First came the photo session. Every position, every limb, every angle of the body was subjected to scrutiny by nonchalant handy-cams. Every scar was zoomed in on. Every orifice was measured. The face, obviously, bagged the most number of close ups.

(Oh and did I mention this particular dead body had his tongue sticking out of his mouth? Yeah, clichéd movie scene, no big deal, I know.)

 

I was starting to get into the groove. This didn’t seem so disturbing after all.

Once the staff was done making the corpse immortal in the film, incisions paraded in. Rather, one big incision from the chin to the pelvis. Every little organ buried inside the thoracic and abdominal cavity (chest and let’s just say, tummy, for you non-medicos) now popped out. But not before the entire table was smeared in blood, of course.

The staff wasted no time once the blood all drained away. Having ligated (= tied up) the two ends of the gut, they yanked out all the organs in one beautiful masterstroke. Following which, it was just the routine weighing, squeezing and slicing up of those tissues. Boring.

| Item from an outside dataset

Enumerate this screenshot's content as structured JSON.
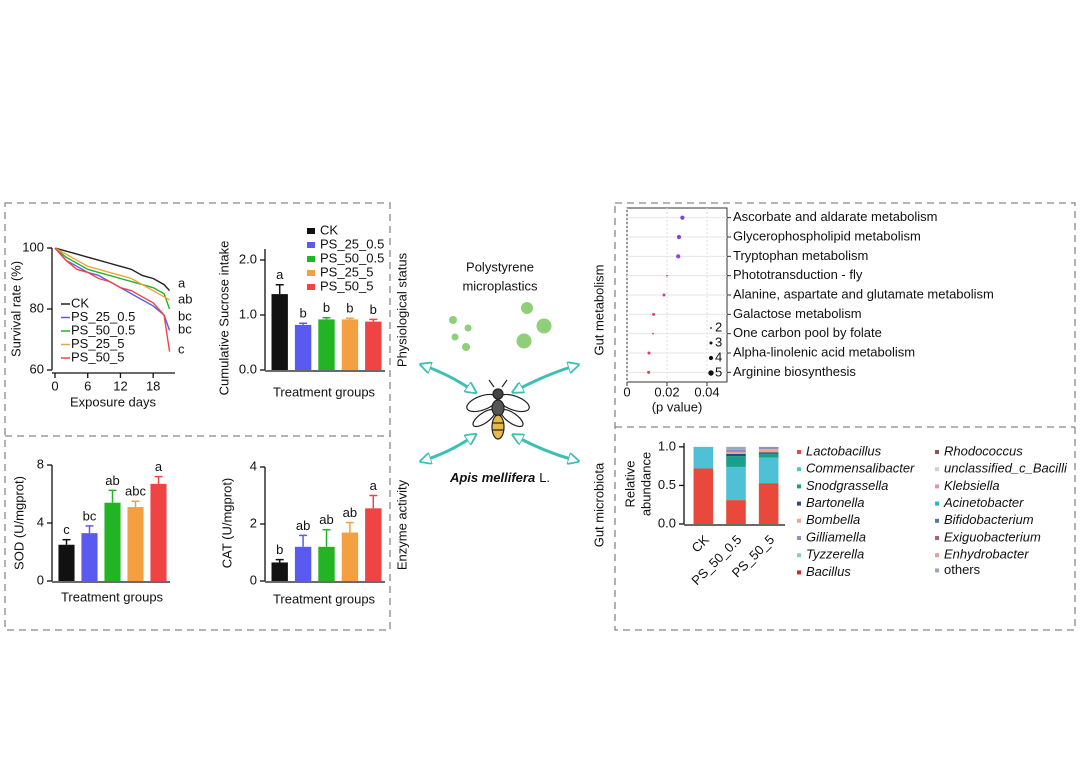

The body was now empty. Barring one thing.

The most beautiful part of a human being. The intricate intriguing enigma. The brain.

Well, that’s where the saw came in. I’d been wondering about it ever since I saw it standing in a corner. They sawed the unyielding skull open, and out emerged the brain.

The beauty of the moment almost paralleled that during a delivery :’)

Well. That was about it. Again a whole new round of weighing, squeezing and slicing up the brain. Routine, boring stuff. Oh and the rest of the brain was finally positioned inside the abdominal cavity before the big midline cut got sutured up.

Well. If you guys have born with me till now, you’d probably like to know how all of that^ led to a diagnosis.

Oh, don’t worry about it, we knew it was a case of insecticide poisoning before the autopsy even began.

So yeah, those of us who hadn’t fainted and hence ditched the room till now, could do so now. With attendance! (Probably the only thing the loss of which scares Manipal-ites)

Cool, you ask? (Applicable only to non- medicos and med school freshers :P)

Yeah. I suppose it was pretty cool.

I’ve changed a lot of things ever since I started boasting my KMC name tag.

I guess one thing remains: My definition of a Typical Tuesday.